No problem. I think it's a procedure to use if you somehow get air into the base unit's pump, which won't do it any good if it's on. It seems to just open the solenoid valves to let water flow under gravity, then pump a bit and repeat. I certainly did have air in my pipes and had to do this a few times to get it all out.
Thinking about your problem though, it could just be that you are running out of water. There may be several reasons or combinations... Here are my thoughts and a few tests to help narrow things down.
These power showers can pump out a LOT of water in a short time. It comes from your cold water tank and hot water tank. The hot water tank is supplied by the same cold water tank. So, if the mains water feed, through the ballcock into your cold water tank is slower than your shower is pumping it out, you will run out of water at some point.
My mains water pressure is pretty high but it's not like that across the country and it can vary from time to time. Neighbourhood usage can spike if everyone puts the kettle on during adverts on TV, dropping pressure, or more likely, having a shower before work. The water company may drop pressure for maintenance work. Any of this can mean your water inflow isn't as fast as normal.
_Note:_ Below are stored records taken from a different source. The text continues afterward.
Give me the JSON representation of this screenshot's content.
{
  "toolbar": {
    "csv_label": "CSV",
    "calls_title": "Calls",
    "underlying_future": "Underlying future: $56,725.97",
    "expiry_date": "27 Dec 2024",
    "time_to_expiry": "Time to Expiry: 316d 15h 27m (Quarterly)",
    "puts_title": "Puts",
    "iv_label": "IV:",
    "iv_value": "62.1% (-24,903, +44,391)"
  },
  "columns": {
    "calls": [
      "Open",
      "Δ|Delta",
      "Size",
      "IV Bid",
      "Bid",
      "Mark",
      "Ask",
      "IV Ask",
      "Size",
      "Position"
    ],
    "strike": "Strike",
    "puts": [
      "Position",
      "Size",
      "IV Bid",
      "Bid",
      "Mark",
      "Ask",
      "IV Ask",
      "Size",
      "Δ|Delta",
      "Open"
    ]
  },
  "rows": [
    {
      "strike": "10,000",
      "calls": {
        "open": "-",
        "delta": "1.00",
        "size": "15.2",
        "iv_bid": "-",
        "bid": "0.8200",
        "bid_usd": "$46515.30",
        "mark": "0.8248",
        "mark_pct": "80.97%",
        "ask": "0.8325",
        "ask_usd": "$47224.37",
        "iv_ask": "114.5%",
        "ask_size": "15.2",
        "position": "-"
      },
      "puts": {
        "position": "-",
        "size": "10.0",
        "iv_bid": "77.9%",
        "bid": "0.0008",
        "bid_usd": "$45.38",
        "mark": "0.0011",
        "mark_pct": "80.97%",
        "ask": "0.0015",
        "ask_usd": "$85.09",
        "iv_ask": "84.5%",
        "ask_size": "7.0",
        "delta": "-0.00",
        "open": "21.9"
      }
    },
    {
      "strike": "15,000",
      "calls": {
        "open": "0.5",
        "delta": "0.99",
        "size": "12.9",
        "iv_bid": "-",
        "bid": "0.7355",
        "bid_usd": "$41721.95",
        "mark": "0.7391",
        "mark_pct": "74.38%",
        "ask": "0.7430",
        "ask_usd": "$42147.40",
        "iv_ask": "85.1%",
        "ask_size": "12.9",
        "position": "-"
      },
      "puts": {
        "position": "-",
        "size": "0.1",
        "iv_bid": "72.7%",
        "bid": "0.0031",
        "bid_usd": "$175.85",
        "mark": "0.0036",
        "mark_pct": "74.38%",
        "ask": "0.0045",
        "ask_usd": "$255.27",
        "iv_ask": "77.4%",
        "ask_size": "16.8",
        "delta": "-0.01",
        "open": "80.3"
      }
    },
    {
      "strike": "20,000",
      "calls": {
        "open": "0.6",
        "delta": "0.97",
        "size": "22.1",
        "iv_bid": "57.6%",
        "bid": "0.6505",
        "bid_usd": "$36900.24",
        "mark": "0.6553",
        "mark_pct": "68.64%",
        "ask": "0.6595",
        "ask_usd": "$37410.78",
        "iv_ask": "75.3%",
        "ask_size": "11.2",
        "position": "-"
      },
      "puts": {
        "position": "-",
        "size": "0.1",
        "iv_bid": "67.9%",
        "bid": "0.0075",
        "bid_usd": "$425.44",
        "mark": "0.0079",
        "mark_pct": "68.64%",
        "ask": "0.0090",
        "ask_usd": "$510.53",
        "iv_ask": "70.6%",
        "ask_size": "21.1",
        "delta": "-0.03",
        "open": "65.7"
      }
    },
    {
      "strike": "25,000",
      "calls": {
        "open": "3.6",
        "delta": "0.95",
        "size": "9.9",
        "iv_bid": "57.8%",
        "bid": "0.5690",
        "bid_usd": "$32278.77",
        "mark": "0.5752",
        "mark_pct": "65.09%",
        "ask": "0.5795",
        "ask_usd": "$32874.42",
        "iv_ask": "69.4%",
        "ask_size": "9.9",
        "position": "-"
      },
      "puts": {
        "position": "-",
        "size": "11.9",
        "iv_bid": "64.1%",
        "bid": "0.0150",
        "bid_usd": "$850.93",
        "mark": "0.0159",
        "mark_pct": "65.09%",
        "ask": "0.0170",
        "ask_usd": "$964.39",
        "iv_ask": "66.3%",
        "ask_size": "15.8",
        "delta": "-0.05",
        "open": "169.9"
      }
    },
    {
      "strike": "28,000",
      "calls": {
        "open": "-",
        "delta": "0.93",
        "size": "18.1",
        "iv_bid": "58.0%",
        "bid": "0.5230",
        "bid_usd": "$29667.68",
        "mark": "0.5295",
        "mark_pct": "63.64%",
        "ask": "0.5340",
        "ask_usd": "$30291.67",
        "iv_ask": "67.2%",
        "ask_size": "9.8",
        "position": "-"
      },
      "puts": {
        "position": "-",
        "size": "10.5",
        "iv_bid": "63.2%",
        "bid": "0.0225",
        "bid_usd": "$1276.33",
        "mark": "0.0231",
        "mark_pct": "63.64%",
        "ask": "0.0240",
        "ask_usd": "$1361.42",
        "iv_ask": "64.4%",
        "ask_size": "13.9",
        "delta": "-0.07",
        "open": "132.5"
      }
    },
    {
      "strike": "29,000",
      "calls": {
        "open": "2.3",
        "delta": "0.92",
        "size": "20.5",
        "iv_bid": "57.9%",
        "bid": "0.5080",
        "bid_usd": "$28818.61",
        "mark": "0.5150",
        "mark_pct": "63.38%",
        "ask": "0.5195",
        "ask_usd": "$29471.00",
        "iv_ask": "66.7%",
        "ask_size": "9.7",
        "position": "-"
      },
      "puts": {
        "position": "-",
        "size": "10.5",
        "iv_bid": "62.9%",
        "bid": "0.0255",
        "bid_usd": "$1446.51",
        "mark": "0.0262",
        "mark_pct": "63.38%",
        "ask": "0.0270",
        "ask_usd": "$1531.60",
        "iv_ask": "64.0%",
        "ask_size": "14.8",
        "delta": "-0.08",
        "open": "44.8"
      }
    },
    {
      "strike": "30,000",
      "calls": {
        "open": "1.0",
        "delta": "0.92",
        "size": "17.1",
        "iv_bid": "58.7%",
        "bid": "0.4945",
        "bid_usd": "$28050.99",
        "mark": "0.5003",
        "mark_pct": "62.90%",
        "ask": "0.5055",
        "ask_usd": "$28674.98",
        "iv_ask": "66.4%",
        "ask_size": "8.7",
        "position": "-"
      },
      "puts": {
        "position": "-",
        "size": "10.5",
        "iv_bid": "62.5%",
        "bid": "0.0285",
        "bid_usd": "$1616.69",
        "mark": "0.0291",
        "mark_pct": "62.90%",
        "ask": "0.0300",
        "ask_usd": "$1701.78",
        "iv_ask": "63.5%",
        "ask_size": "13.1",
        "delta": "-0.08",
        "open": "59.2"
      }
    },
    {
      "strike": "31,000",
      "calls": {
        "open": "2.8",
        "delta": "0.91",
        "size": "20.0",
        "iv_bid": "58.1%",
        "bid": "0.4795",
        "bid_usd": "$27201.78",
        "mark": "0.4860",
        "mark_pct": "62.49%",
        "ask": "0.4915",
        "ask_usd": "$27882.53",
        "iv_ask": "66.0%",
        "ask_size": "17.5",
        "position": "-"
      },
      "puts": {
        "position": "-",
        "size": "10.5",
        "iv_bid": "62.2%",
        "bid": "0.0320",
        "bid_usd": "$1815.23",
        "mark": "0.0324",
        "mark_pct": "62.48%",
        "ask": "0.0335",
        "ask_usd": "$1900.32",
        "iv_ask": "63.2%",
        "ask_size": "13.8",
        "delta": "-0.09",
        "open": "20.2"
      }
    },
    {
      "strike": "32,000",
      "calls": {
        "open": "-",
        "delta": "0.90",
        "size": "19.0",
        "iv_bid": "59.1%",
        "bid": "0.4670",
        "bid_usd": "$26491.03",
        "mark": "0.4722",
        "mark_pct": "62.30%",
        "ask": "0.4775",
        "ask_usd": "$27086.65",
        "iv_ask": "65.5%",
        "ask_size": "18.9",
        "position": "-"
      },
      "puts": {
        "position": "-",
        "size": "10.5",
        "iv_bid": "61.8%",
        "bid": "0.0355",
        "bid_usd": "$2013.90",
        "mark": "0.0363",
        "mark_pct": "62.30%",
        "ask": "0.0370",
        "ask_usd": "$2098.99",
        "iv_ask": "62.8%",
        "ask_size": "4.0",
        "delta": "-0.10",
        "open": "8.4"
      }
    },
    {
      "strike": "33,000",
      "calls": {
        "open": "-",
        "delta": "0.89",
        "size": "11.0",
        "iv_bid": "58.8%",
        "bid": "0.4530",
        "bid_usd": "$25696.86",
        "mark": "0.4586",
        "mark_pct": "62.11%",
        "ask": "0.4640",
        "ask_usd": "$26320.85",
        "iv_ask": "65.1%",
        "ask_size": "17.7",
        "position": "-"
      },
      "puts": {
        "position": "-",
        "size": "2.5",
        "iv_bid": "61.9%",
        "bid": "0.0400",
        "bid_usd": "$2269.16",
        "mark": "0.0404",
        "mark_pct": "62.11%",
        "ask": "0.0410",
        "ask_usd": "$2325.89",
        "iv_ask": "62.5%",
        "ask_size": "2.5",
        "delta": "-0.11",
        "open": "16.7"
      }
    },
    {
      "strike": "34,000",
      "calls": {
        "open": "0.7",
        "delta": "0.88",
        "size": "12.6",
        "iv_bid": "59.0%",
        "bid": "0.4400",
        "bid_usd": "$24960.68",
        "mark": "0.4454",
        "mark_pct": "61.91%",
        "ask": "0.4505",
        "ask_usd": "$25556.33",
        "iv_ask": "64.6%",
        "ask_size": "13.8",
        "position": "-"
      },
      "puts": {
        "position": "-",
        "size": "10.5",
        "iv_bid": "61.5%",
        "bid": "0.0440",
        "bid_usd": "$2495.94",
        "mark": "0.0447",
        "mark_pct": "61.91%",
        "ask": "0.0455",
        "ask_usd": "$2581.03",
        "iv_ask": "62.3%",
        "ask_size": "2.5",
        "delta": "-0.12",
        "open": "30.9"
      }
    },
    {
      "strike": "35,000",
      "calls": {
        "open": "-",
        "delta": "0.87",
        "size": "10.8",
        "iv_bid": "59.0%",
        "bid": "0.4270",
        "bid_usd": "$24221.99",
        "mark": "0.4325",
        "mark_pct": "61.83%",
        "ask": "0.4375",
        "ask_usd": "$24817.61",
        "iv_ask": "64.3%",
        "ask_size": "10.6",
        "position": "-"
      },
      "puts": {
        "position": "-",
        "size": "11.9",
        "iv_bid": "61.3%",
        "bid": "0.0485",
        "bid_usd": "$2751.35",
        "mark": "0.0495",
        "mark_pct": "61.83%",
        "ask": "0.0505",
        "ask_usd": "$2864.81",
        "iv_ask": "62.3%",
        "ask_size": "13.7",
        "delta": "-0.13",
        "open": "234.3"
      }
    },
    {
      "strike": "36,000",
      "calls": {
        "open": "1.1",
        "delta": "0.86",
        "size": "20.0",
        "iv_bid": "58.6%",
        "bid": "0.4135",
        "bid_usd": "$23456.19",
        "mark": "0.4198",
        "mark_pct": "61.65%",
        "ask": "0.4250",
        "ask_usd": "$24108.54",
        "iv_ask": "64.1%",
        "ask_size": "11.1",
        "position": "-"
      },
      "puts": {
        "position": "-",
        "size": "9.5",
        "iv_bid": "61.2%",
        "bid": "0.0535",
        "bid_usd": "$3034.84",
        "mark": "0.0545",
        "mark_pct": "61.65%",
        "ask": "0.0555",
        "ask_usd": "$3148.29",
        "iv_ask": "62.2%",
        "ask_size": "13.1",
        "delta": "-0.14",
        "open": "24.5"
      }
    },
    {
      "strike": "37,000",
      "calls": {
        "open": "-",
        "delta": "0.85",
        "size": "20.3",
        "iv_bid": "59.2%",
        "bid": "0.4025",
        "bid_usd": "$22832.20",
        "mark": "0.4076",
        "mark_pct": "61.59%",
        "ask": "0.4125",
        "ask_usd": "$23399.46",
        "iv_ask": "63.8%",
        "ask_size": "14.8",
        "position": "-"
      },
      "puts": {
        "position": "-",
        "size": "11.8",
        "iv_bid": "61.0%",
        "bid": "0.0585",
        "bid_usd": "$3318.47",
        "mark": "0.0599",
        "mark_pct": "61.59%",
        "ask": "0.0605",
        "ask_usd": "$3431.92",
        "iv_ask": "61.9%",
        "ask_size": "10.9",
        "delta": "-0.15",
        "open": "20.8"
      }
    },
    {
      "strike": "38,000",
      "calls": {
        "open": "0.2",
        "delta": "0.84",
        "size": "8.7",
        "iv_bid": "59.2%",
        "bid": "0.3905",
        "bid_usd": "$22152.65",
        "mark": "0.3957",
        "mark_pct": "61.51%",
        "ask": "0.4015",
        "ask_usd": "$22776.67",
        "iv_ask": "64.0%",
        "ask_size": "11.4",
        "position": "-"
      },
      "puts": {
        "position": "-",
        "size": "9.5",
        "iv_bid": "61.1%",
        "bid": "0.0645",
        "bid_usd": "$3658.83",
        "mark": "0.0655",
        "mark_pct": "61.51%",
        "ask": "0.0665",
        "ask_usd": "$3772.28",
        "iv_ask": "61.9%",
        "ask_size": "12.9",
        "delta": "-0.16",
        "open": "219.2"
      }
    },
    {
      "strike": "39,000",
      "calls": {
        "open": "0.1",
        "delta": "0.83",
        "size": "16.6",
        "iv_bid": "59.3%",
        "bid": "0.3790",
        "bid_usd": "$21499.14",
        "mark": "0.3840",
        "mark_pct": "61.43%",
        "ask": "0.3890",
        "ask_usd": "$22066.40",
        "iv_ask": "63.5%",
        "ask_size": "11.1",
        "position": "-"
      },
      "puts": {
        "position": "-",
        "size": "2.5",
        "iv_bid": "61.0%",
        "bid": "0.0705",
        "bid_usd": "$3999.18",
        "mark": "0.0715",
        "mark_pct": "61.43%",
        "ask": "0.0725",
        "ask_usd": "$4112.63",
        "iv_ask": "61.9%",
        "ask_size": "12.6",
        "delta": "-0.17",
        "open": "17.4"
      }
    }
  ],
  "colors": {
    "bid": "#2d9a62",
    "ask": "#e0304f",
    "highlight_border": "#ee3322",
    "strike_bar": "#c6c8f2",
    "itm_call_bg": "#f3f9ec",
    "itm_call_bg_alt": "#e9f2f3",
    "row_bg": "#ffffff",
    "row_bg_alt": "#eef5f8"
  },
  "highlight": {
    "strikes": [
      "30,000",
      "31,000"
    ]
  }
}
Or, it could be something in your house. Your washing machine being on or someone else drawing water.
When you said "non-pumped" taps worked, remember that there's quite a bit of water in the pipes leading to the taps. That would have to be drained before you could tell if it's being replenished or not.
When my system had air in it, you could hear the motor speed up dramatically before the water stopped coming out. That may be a clue.
You could check how long the shower was on for when it seemed to run out. Clearly a long one uses more. I noticed in the manual that you should only run for a maximum of 15 minutes anyway, and not have another for 45 minutes, just to stop the pump from overheating. I must have a word with my daughter about that...
There's a flow rate adjustment on the remote. There's also a "Max Flow Rate enable" switch by the batteries on the remote. If this only happens 1% of the time, you could be just about balanced between mains water in and shower water out, with the occasional overstep. By using the presets on the remote with one lower flow setting, it might never happen again.
The last thing, after all else fails, I'd check your cold water tank and cistern in the loft to see if the valve or outflow pipe is working freely. I only say this because as a young lad, living away from home in a room in a country house, my housemate and I were surprised when water started pouring through the ceiling while we were watching TV. It was coming from the loft, so up I went. By torchlight, I found the problem floating in the cold water tank. A bat had fallen in, drowned, decomposed somewhat and blocked the overflow pipe. The cistern wasn't closing properly and it was floating, drawn to the outlet. If the cistern hadn't failed, the carcass would probably have sunk and been drawn over the outlet pipe.
Yuk. I thought it was just dead leaves at first.